Digital Era Here to Stay in Argentina’s Classrooms [View all]

By Fabiana Frayssinet - IPS

The showcases in the Colegio Nacional Rafael Hernández, a public high school in La Plata, Argentina, tell the story of the stern neoclassical building which dates back to 1884. But the classrooms reflect the digital era, thanks to the computers distributed to all public school students as part of a government social inclusion program Conectar Igualdad (Connecting Equality), run by the National Social Security Administration.

Since 2010, 5.1 million laptops – referred to here as notebooks – have been distributed, reaching all of the students and teachers in the country’s secondary and special education schools and government teacher training institutes. The computers, with Internet connection, are used in all of the courses, both in school and at home.

The program’s administrators see creative initiatives like La Plata high school teacher Fernández Troiano’s combination of diverse disciplines as a reflection of how universal access to a computer is a powerful educational tool.
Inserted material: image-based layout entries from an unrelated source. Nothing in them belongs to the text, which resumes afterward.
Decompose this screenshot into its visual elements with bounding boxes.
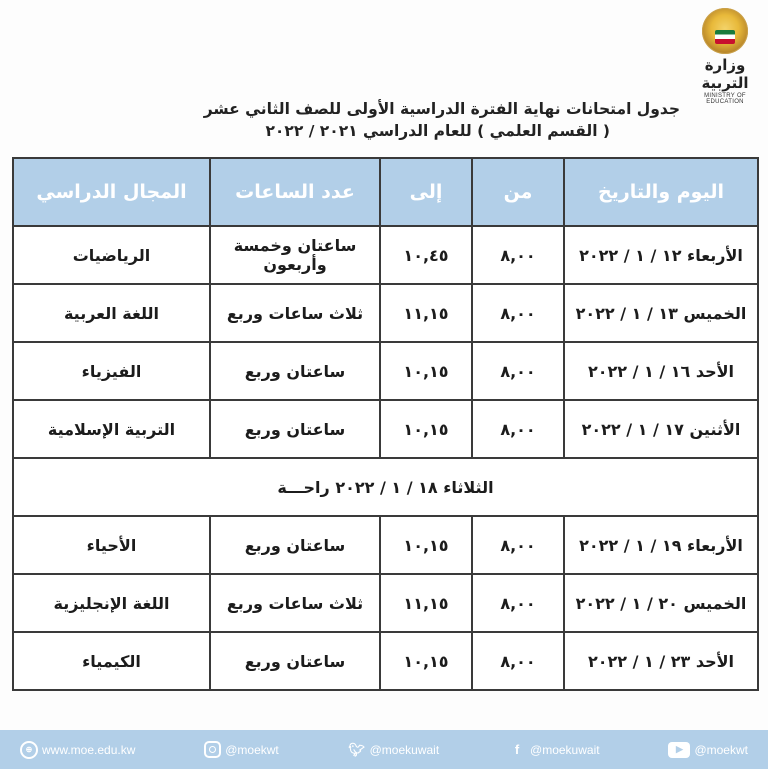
cell-from: ٨,٠٠ [472, 632, 564, 690]
cell-day: الأربعاء ١٩ / ١ / ٢٠٢٢ [564, 516, 758, 574]
cell-to: ١٠,١٥ [380, 516, 472, 574]
cell-day: الأثنين ١٧ / ١ / ٢٠٢٢ [564, 400, 758, 458]
youtube-link[interactable] [668, 742, 748, 758]
title-line-2: ( القسم العلمي ) للعام الدراسي ٢٠٢١ / ٢٠٢٢ [265, 122, 610, 140]
twitter-text: @moekuwait [369, 742, 440, 757]
kuwait-emblem-icon [702, 8, 748, 54]
cell-hours: ساعتان وربع [210, 342, 380, 400]
twitter-link[interactable] [348, 741, 440, 759]
cell-hours: ثلاث ساعات وربع [210, 574, 380, 632]
cell-day: الأحد ١٦ / ١ / ٢٠٢٢ [564, 342, 758, 400]
logo-arabic-name: وزارة التربية [701, 56, 749, 92]
cell-from: ٨,٠٠ [472, 342, 564, 400]
table-row [13, 516, 758, 574]
cell-subject: الأحياء [13, 516, 210, 574]
cell-to: ١١,١٥ [380, 284, 472, 342]
website-text: www.moe.edu.kw [42, 742, 136, 757]
table-row [13, 284, 758, 342]
facebook-text: @moekuwait [530, 742, 600, 757]
cell-to: ١٠,٤٥ [380, 226, 472, 284]
cell-subject: الفيزياء [13, 342, 210, 400]
twitter-icon: 🐦︎ [348, 741, 365, 757]
table-row [13, 342, 758, 400]
col-header-subject: المجال الدراسي [13, 158, 210, 226]
cell-subject: الكيمياء [13, 632, 210, 690]
col-header-hours: عدد الساعات [210, 158, 380, 226]
page-title [40, 98, 680, 142]
cell-subject: اللغة العربية [13, 284, 210, 342]
cell-from: ٨,٠٠ [472, 574, 564, 632]
cell-day: الأحد ٢٣ / ١ / ٢٠٢٢ [564, 632, 758, 690]
cell-from: ٨,٠٠ [472, 400, 564, 458]
cell-to: ١١,١٥ [380, 574, 472, 632]
instagram-text: @moekwt [225, 742, 279, 757]
cell-day: الخميس ٢٠ / ١ / ٢٠٢٢ [564, 574, 758, 632]
table-row [13, 574, 758, 632]
table-row [13, 226, 758, 284]
col-header-from: من [472, 158, 564, 226]
cell-day: الأربعاء ١٢ / ١ / ٢٠٢٢ [564, 226, 758, 284]
cell-hours: ساعتان وخمسة وأربعون [210, 226, 380, 284]
cell-subject: اللغة الإنجليزية [13, 574, 210, 632]
exam-schedule-table [12, 157, 759, 691]
web-icon: ⊕ [20, 741, 38, 759]
cell-hours: ساعتان وربع [210, 516, 380, 574]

Silvina Gvirtz, executive director of Conectar Igualdad, explained to IPS that the program emerged from a decision by President Cristina Fernández de Kirchner as part of an integral educational policy that in 2006 made secondary education compulsory until the age of 18.

Conectar Igualdad has also given a major boost to the national computer industry. Ten computer factories have opened, and in each public tender, more domestically produced parts have been required, as well as more and more advanced technologies, such as greater memory and better video definition, Gvirtz said. Along with Windows, the notebooks use Huayra, a Linux-based open source operating system developed locally for the programme, which unlike proprietary systems can be modified and improved, she noted.

When they started saying that every student would have a notebook, nobody believed it – people said that would be the day when cows fly,” said a student, María Elena Davel. But the cow, which today is the Huayra symbol, is now flying and plans to go even higher. The next step is to add a computer programming course in schools. “This is key because we want to move towards technological sovereignty,” said Gvirtz. “We want to form both producers and intelligent consumers of technology.”

The laptops are distributed to the students under a loan-for-use agreement with the parents. The youngsters can then keep them if they graduate. One challenge is training the teachers, who must adapt to the new e-learning and digital culture in this country of 42 million people, where there are nearly 12 million students in the educational system (pre-school to graduate school).